Allerheiligen

Gestern Mexiko und der Tod, heute, noch an Allerheiligen: Japan und der Tod. Hätte ich beinahe vergessen, bietet sich aber an, drängt sich auf, und es stand deutlich, wie für manipogo geschrieben, in dem 60-Seiten-Buch A Bar of Shadow von Laurens van der Post (1954).

Seltsam war: Ich hatte das Buch Hara von Karlfried Graf Dürckheim kaufen wollen, was mir nicht gelang. Hara war in meinem Kopf, ich setzte mich an die Sonne, schlug das erste ausgeliehene Buch auf – und da ging es um einen gewissen Hara, einen Japaner, der van der Post und seinen Freund John Lawrence in der Kriegsgefangenschaft gequält hatte.

»Er [Lawrence] hatte, als er in Japan war, immer das Gefühl gehabt, dass die Japaner ein Volk waren, das in einem tiefen, umgekehrten Sinn oder, wenn ich das lieber hätte, perversen Sinn eher in den Tod verliebt waren als ins Leben. Als Nation verklärten sie den Tod wie kein anderes Volk. … Es war, als ob das Individuum zu Beginn, gleich bei der Geburt, seine eigene Individualität ablehnte.«

Ihre Nabelschnur zur Vergangenheit sei nicht durchtrennt worden. Noch seien sie gebunden an die mythische Mutter, die große Sonnengöttin Ama-terasu. Sogar darin waren sie typisch pervers, umgedreht, denn für die meisten Rassen der Vergangenheit war die Sonne eine leuchtende maskuline Gottheit – für sie eine dunkel glitzernde Mutter. Der Mond jedoch, so geliebt und feminin für den Rest der Menschheit, war männlich für sie. Daher vielleicht die Liebe zum Tod? Hara drehte im Gefangenencamp durch, wenn der Mond voll am Himmel stand.

Dazu sei bemerkt, dass auch wir Deutschen zur Ausnahme gehören: Sonne weiblich, Mond männlich. Und Deutschland und Japan waren im Zweiten Weltkrieg verbündet, und die Deutschen mit ihrer Innerlichkeit neigten auch, wie der Krieg zeigte, zu Raserei und Selbstzerstörung. Auch die Nazis feierten den Tod, ihre Totenehrungen gehörten zu beliebten Festivitäten.

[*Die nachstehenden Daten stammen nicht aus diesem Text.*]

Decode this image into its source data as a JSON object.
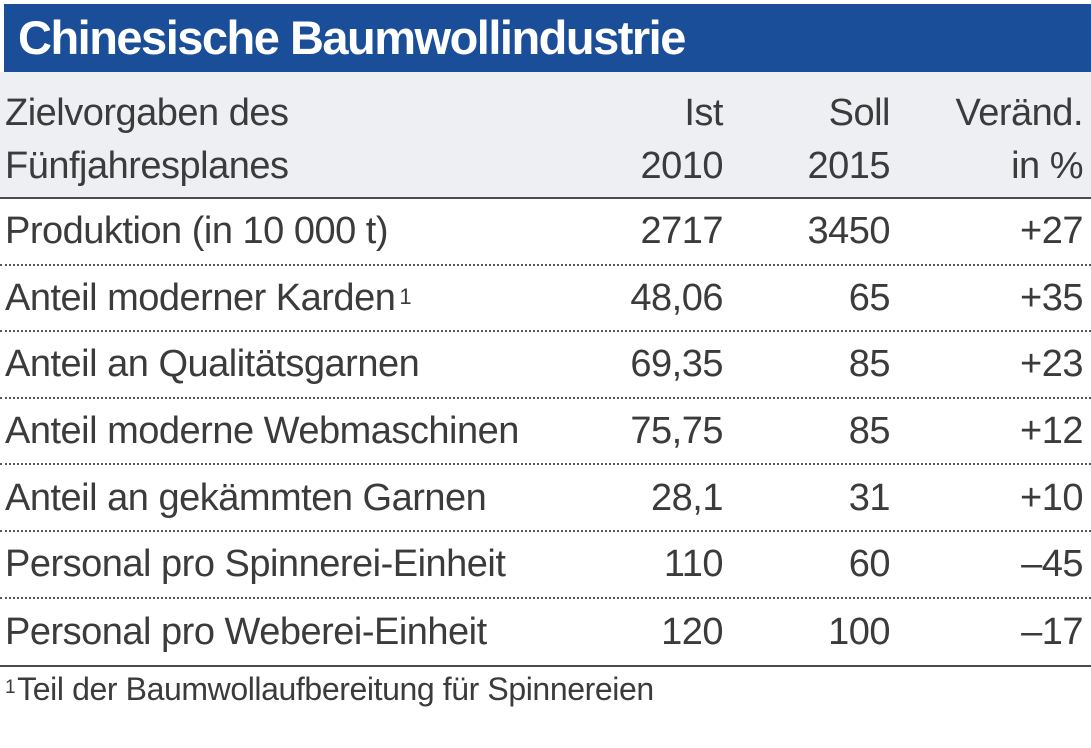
{
  "title": "Chinesische Baumwollindustrie",
  "colors": {
    "title_bar_blue": "#1b4e99",
    "header_band_gray": "#edeff2",
    "text": "#3b3b3c",
    "rule_line": "#4c4c4e"
  },
  "table": {
    "row_header": {
      "line1": "Zielvorgaben des",
      "line2": "Fünfjahresplanes"
    },
    "columns": [
      {
        "line1": "Ist",
        "line2": "2010"
      },
      {
        "line1": "Soll",
        "line2": "2015"
      },
      {
        "line1": "Veränd.",
        "line2": "in %"
      }
    ],
    "rows": [
      {
        "label": "Produktion (in 10 000 t)",
        "footnote_mark": "",
        "ist": "2717",
        "soll": "3450",
        "change": "+27"
      },
      {
        "label": "Anteil moderner Karden",
        "footnote_mark": "1",
        "ist": "48,06",
        "soll": "65",
        "change": "+35"
      },
      {
        "label": "Anteil an Qualitätsgarnen",
        "footnote_mark": "",
        "ist": "69,35",
        "soll": "85",
        "change": "+23"
      },
      {
        "label": "Anteil moderne Webmaschinen",
        "footnote_mark": "",
        "ist": "75,75",
        "soll": "85",
        "change": "+12"
      },
      {
        "label": "Anteil an gekämmten Garnen",
        "footnote_mark": "",
        "ist": "28,1",
        "soll": "31",
        "change": "+10"
      },
      {
        "label": "Personal pro Spinnerei-Einheit",
        "footnote_mark": "",
        "ist": "110",
        "soll": "60",
        "change": "–45"
      },
      {
        "label": "Personal pro Weberei-Einheit",
        "footnote_mark": "",
        "ist": "120",
        "soll": "100",
        "change": "–17"
      }
    ]
  },
  "footnote": {
    "mark": "1",
    "text": "Teil der Baumwollaufbereitung für Spinnereien"
  },
  "chart_data": {
    "type": "table",
    "title": "Chinesische Baumwollindustrie",
    "columns": [
      "Zielvorgaben des Fünfjahresplanes",
      "Ist 2010",
      "Soll 2015",
      "Veränd. in %"
    ],
    "rows": [
      [
        "Produktion (in 10 000 t)",
        2717,
        3450,
        27
      ],
      [
        "Anteil moderner Karden¹",
        48.06,
        65,
        35
      ],
      [
        "Anteil an Qualitätsgarnen",
        69.35,
        85,
        23
      ],
      [
        "Anteil moderne Webmaschinen",
        75.75,
        85,
        12
      ],
      [
        "Anteil an gekämmten Garnen",
        28.1,
        31,
        10
      ],
      [
        "Personal pro Spinnerei-Einheit",
        110,
        60,
        -45
      ],
      [
        "Personal pro Weberei-Einheit",
        120,
        100,
        -17
      ]
    ],
    "footnote": "¹ Teil der Baumwollaufbereitung für Spinnereien"
  }
}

Lawrence sagte, wenn sein Freund je das japanische Totenfest so oft wie er besucht hätte, dann wäre er nicht überrascht, von ihm das Wort Liebe in Verbindung damit zu hören. Denn dieses Fest sei das fröhlichste aller japanischen Feiern gewesen. Die Toten waren glückliche, lustige, zufriedene und gutmeinende Geister. Warum? Vielleicht, weil die Lebenden, wie man dachte, das Sterben dem Leben vorzogen. Sie fanden es edler, für ihr Land zu sterben, als für es zu leben. Nicht das Leben, sondern der Tod galt ihnen romantisch, und das galt auch für Hara.

Hara wollte Lawrence vor seiner Hinrichtung noch einmal sehen. Der Engländer trifft ihn. Hara fragt sich, warum er sterben müsse? Was er getan, war nötig und geschah nicht, weil er besonders grausam sei; seine Strenge habe auch viele gerettet, und er begreife nicht … John Lawrence fiel wenig ein. Er hätte, meinte er später, Hara umarmen und küssen wollen und ihm sagen: »Wir löschen zwischen uns jegliches  persönliche Böse aus, und so werden sich Hass und Rache nicht weiter verbreiten. Nichts Böses soll durch uns weiter in die Welt kommen, weder in der unbekannten Welt, in die du gehst, noch in meiner.«

Er brachte es nicht heraus. Später hielt Lawrence mit dem Auto am Meer an und dachte lange nach. Er drehte um, wollte Hara das noch sagen, aber kam zu spät. Hara war schon gehängt worden. »Müssen wir immer zu spät kommen?« fragte John Lawrence. Darauf gab es keine Antwort, nur Trauer.